The X12 protocol standard allows the specification of element and component separators in the header, so anything that hard-codes the "|" and ">" characters could eventually break. Since the standard mandates that the characters used as separators (and segment terminators, e.g., "~") cannot appear within the data (there is no escape sequence to allow them to be embedded), parsing the syntax is very simple. Maybe you're already doing something similar to this, but for readability...

// The original segment string (without segment terminator):

string segment = "PLB|1902841224|20100228|49>KC15X078001104|.08";

// Parse the segment into elements, then the fourth element
// into components (bounds checking is omitted for brevity):

var elements = segment.Split('|');
var components = elements[3].Split('>');

// If the first component is the bad value, replace it with
// the correct value (again, not checking bounds):

if (components[0] == "49")
    components[0] = "CS";

// Reassemble the segment by joining the components into
// the fourth element, then the elements back into the
// segment string:

elements[3] = string.Join(">", components);
segment = string.Join("|", elements);

Obviously more verbose than a single regular expression but parsing X12 files is as easy as splitting strings on a single character. Except for the fixed length header (which defines the delimiters), an entire transaction set can be parsed with Split:

// Starting with a string that contains the entire 835 transaction set:

var segments = transactionSet.Split('~');
var segmentElements = segments.Select(s => s.Split('|')).ToArray();

// segmentElements contains an array of element arrays,
// each composite element can be split further into components as shown earlier
tames
That's pretty close to what I'm doing now. I'm just hoping there's a better way to do it...
AllenG
A: 

What I found is working is the following:

parts = original.Split(record);

        for(int i = parts.Length -1; i >= 0; i--)
        {
            string s = parts[i];
            string nString =String.Empty;
            if (s.StartsWith("PLB"))
            {
                string[] elems = s.Split(elem);
                if (elems[3].Contains("49" + subelem.ToString()))
                {
                    string regex = string.Format(@"(\{0})49({1})", elem, subelem);
                    nString = Regex.Replace(s, regex, @"$1CS$2");
                }

I'm still having to split my original file into a set of strings and then evaluate each string, but the that seams to be working now.

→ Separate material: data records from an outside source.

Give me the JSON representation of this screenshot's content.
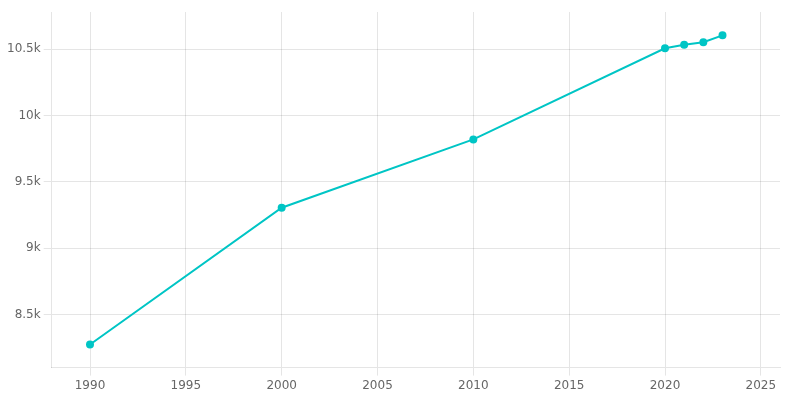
{
  "chart_data": {
    "type": "line",
    "x": [
      1990,
      2000,
      2010,
      2020,
      2021,
      2022,
      2023
    ],
    "values": [
      8274,
      9305,
      9820,
      10507,
      10533,
      10552,
      10604
    ],
    "color": "#00C5C5",
    "marker": "circle",
    "xlim": [
      1988,
      2026
    ],
    "ylim": [
      8100,
      10780
    ],
    "xticks": [
      1990,
      1995,
      2000,
      2005,
      2010,
      2015,
      2020,
      2025
    ],
    "yticks": [
      {
        "value": 8500,
        "label": "8.5k"
      },
      {
        "value": 9000,
        "label": "9k"
      },
      {
        "value": 9500,
        "label": "9.5k"
      },
      {
        "value": 10000,
        "label": "10k"
      },
      {
        "value": 10500,
        "label": "10.5k"
      }
    ],
    "grid": true
  }
}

If anyone knows how to get around that string.Split up at the top, I'd love to see a sample.

AllenG
+1  A: 

Another, similar approach that works on any valid X12 file to replace a single data value with another on a matching segment:

public void ReplaceData(string filePath, string segmentName, 
    int elementPosition, int componentPosition, 
    string oldData, string newData)
{
    string text = File.ReadAllText(filePath);

    Match match = Regex.Match(text, 
     @"^ISA(?<e>.).{100}(?<c>.)(?<s>.)(\w+.*?\k<s>)*IEA\k<e>\d*\k<e>\d*\k<s>$");

    if (!match.Success)
        throw new InvalidOperationException("Not an X12 file");

    char elementSeparator = match.Groups["e"].Value[0];
    char componentSeparator = match.Groups["c"].Value[0];
    char segmentTerminator = match.Groups["s"].Value[0];

    var segments = text
        .Split(segmentTerminator)
        .Select(s => s.Split(elementSeparator)
            .Select(e => e.Split(componentSeparator)).ToArray())
        .ToArray();

    foreach (var segment in segments.Where(s => s[0][0] == segmentName &&
                              s.Count() > elementPosition &&
                              s[elementPosition].Count() > componentPosition &&
                              s[elementPosition][componentPosition] == oldData))
    {
        segment[elementPosition][componentPosition] = newData;
    }

    File.WriteAllText(filePath,
        string.Join(segmentTerminator.ToString(), segments
        .Select(e => string.Join(elementSeparator.ToString(), 
            e.Select(c => string.Join(componentSeparator.ToString(), c))
             .ToArray()))
        .ToArray()));
}

The regular expression used validates a proper X12 interchange envelope and assures that all segments within the file contain at least a one character name element. It also parses out the element and component separators as well as the segment terminator.